Other molecules that directly alter the genome, such as HDACs, also drive epigenetic changes by modulating specific promotor regions to induce or inhibit pro- or anti-inflammatory responses from effector cells. Chromatin alterations include poised chromatin (e.g., H3K4me3 and H3K27me3), heterochromatin (e.g., H3K27me3 only), and active chromatin (e.g., H3K27ac and/or H3K4me3 only) or repressive chromatin (H3K9me2).^126,127 Each of these modifications can induce long-lasting changes in gene expression¹²⁸ and are specific to the pattern of stimulation.¹⁰⁹ It is important to note that the epigenome in early life is unique in macrophages,¹²⁹ necessary for tissue resident development,¹³⁰ and is required for monocyte transition into macrophages.¹³¹

Macrophages have been found to become either “trained” or “tolerant” to certain stimuli.
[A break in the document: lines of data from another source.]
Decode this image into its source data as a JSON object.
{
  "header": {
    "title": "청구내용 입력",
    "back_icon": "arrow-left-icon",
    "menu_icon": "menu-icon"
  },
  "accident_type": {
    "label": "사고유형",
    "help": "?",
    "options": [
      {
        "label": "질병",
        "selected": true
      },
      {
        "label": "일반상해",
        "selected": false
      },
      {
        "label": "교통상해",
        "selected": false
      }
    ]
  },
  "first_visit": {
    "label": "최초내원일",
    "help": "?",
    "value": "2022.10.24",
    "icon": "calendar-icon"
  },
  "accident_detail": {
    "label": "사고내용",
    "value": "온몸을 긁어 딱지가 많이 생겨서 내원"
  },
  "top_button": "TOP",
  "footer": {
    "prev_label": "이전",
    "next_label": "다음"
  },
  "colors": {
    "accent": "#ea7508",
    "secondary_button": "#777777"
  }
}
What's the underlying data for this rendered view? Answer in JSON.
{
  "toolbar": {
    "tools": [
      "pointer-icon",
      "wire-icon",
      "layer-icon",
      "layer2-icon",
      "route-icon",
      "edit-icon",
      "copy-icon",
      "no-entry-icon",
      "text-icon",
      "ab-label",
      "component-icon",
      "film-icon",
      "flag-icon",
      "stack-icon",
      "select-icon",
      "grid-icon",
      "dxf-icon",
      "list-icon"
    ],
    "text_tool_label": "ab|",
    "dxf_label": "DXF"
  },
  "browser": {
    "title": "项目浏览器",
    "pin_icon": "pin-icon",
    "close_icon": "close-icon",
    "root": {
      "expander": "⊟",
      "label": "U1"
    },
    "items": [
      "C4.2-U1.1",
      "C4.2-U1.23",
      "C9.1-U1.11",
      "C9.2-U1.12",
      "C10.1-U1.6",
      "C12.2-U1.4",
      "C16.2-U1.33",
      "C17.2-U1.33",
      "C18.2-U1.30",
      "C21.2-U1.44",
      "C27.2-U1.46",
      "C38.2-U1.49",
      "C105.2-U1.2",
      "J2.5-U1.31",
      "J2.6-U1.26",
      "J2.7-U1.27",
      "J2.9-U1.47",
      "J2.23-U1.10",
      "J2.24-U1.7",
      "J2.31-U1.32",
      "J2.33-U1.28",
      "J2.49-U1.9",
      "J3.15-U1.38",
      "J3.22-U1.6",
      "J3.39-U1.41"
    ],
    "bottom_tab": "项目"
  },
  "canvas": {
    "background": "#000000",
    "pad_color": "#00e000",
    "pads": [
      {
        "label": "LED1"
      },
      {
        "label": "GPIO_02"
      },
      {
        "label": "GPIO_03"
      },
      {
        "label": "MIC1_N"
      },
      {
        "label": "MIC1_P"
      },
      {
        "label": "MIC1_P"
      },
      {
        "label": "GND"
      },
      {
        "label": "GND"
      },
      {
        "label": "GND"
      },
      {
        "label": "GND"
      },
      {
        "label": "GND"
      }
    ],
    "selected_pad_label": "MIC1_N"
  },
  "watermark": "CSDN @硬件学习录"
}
If trained, macrophages that are restimulated with a factor that they had previously encountered will display an increased pro-inflammatory response. Opposing this, macrophages that become tolerant to repeat stimuli have a reduced inflammatory response. The difference between these has been traced to differential epigenetic regulation on the promotors of effector genes. For example, stimulation to trained immunity can result in persistent active chromatin marks, whereas stimulation to tolerant immunity results in repressive marks.^124,132 In either case, after cessation of the cellular response following the “first hit,” the cell resumes similar activity. It is not until a “second hit” that the priming effect within the cell is observed.¹³² The factors that regulate this and the epigenetic landscape following different stimulations have been recently reviewed by Fanucchi et al.¹³³ Although it is clear that macrophages have distinct responses after restimulation, the timescale, developmental vulnerability, and effect after injury are less explored and warrant further investigation.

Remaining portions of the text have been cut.